Pasar Darurat Legi Solo Akan Dipasangi CCTV

Wali Kota Solo F.X. Hadi Rudyatmo menyapa pedagang Pasar Legi di los pasar darurat, Rabu (14/11 - 2018) siang. (Solopos/Irawan Sapto Adhi)
29 Januari 2019 11:15 WIB Ichsan Kholif Rahman Solo Share :

Solopos.com, SOLO -- Pemerintah Kota (Pemkot) Solo akan memasang kamera closed circuit television (CCTV) di beberapa lokasi kios darurat Pasar Legi.

Hal itu sebagai upaya Pemkot memberikan rasa aman dan nyaman kepada para pedagang yang menempati pasar darurat. Anggaran Rp50 juta dari coorporate social responsbility (CSR) Bank Central Asia (BCA) akan digunakan untuk keperluan itu.

Kepala Dinas Perdagangan (Disdag) Kota Solo, Subagiyo, saat ditemui Solopos.com di Balai Kota, Senin (28/1/2019), mengatakan dana CSR dari BCA itu digunakan sebaik mungkin untuk melengkapi sarana prasarana pasar darurat.

Salah satu lokasi yang akan diprioritaskan untuk pemasangan kamera CCTV yakni di Jl. Sabang. Selain lokasi yang cukup jauh dengan Pasar Legi, lokasi itu paling berpotensi terjadi pencurian.

Jl. Sabang memiliki ruas jalan yang panjang sehingga diprioritaskan. “Seluruh lokasi pasar darurat Pasar Legi akan dipasangi CCTV, ditambah personel keamanan berjaga dalam 24 jam yang saat ini dibantu personel tambahan dari Paguyuban Pedagang Pasar Legi,” ujarnya.

Ia menambahkan tetap memprioritaskan keamanan barang milik pedagang terlebih saat malam hari. Ini seperti yang dilakukan di Pasar Klewer yang di berbagai lokasi terdapat personel keamanan.

Selain itu ada penambahan fasilitas berupa toilet dan kelistrikan untuk menyempurnakan los pasar darurat.
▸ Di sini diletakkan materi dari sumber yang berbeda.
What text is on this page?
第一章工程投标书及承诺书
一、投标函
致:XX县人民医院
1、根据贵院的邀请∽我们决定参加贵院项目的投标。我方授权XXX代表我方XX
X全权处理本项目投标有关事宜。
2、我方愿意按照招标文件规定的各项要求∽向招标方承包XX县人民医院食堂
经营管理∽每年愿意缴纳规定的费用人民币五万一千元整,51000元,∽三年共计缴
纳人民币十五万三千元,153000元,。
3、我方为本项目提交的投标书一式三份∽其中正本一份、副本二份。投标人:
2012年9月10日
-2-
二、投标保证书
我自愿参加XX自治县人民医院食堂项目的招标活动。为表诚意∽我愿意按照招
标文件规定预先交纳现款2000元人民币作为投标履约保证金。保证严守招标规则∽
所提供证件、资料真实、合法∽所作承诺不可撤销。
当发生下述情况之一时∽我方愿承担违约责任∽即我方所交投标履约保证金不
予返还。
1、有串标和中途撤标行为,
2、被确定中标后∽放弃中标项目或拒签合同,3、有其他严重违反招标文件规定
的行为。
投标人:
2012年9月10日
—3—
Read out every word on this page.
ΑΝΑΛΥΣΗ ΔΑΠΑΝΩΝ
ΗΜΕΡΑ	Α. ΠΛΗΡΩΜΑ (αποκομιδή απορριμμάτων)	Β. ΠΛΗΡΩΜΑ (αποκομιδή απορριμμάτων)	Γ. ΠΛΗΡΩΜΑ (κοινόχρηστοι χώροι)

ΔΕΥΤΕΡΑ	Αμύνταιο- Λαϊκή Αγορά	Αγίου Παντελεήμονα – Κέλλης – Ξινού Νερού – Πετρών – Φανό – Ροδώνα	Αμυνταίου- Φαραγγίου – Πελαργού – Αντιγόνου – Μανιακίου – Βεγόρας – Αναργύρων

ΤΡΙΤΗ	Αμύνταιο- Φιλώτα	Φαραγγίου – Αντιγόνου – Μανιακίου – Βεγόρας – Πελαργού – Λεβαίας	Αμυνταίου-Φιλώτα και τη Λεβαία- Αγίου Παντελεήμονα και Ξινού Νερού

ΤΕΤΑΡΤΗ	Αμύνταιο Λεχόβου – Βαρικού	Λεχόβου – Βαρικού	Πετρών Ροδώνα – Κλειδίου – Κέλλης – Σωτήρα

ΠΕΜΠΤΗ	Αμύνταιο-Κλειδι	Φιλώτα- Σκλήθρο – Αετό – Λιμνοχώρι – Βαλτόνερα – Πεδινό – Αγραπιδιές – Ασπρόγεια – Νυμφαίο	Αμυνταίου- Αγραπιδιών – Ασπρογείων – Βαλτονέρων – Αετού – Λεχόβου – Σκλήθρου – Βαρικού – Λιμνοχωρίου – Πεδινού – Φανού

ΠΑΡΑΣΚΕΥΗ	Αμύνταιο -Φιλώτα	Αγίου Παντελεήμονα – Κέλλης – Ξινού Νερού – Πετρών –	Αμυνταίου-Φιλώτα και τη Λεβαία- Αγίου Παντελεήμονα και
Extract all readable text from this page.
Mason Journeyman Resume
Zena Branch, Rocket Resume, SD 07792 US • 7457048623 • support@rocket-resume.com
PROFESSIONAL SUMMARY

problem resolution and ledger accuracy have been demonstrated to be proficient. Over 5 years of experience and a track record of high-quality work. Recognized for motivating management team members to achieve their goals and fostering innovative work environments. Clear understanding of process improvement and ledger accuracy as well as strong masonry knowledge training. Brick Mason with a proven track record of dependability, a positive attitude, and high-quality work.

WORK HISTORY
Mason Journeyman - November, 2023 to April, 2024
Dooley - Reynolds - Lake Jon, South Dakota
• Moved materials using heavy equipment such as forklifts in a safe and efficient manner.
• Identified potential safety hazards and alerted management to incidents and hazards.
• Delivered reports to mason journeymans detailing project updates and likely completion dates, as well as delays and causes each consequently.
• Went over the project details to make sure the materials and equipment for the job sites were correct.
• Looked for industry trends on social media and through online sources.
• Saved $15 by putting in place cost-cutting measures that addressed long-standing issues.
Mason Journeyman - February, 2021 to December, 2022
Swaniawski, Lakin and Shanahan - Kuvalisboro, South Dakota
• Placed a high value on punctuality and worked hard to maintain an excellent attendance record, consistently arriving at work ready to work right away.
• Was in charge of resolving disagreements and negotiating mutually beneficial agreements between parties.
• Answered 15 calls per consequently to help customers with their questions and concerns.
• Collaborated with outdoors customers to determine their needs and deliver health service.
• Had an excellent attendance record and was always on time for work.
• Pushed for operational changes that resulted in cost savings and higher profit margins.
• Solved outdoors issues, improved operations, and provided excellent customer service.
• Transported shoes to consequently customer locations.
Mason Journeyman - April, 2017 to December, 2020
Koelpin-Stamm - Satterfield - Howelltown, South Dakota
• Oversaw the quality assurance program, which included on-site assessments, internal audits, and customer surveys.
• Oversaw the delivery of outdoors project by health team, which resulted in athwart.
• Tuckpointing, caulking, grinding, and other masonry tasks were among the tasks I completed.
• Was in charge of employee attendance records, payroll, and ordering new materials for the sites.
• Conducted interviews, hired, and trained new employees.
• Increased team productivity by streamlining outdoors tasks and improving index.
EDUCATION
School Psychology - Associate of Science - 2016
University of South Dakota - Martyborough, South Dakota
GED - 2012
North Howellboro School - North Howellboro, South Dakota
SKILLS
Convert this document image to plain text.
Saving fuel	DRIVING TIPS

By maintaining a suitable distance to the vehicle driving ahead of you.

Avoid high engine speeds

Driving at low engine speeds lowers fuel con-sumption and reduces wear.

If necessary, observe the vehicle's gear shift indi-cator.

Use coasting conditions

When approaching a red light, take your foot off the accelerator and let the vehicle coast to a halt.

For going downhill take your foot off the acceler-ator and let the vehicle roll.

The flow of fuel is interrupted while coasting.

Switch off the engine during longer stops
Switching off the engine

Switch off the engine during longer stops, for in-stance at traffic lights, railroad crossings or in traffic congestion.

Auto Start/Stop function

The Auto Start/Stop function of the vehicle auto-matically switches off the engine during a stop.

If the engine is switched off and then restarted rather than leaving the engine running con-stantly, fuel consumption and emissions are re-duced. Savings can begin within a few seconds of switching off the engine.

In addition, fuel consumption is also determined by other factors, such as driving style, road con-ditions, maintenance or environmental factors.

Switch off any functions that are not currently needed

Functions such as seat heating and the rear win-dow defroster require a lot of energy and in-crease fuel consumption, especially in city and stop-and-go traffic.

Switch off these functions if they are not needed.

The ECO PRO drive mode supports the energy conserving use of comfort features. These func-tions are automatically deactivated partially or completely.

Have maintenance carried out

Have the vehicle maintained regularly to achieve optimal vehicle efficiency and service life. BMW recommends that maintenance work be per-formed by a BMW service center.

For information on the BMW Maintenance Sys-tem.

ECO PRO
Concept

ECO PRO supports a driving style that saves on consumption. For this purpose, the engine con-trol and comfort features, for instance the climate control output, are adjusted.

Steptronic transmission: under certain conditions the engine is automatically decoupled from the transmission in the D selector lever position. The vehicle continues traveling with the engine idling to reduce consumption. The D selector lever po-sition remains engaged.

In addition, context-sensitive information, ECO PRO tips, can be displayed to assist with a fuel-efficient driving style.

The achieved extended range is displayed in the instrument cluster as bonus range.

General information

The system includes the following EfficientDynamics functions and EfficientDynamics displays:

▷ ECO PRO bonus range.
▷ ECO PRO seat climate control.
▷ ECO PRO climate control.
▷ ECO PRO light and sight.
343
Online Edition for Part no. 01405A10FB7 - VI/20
Desain baru Pasar Legi direncanakan dibangun dua lantai dengan perincian basement, lantai dasar, dan lantai satu.

Bangunan baru diprakirakan tidak akan jauh berbeda dibanding bentuk Pasar Legi sebelumnya. Hanya ada tambahan basement sebagai lahan parkir dan bongkar muat dagangan.

Wali Kota Solo, F.X. Hadi Rudyatmo, mengatakan revitalisasi pasar induk Soloraya itu segera dilakukan. Pemkot Solo mendapat bantuan dana dari pemerintah Provinsi Jawa Tengah dan pemerintah pusat.

Ia menegaskan tahun ini Pemkot fokus pada penyelesaian Pasar Legi dan Pasar Klewer Timur yang belum tuntas.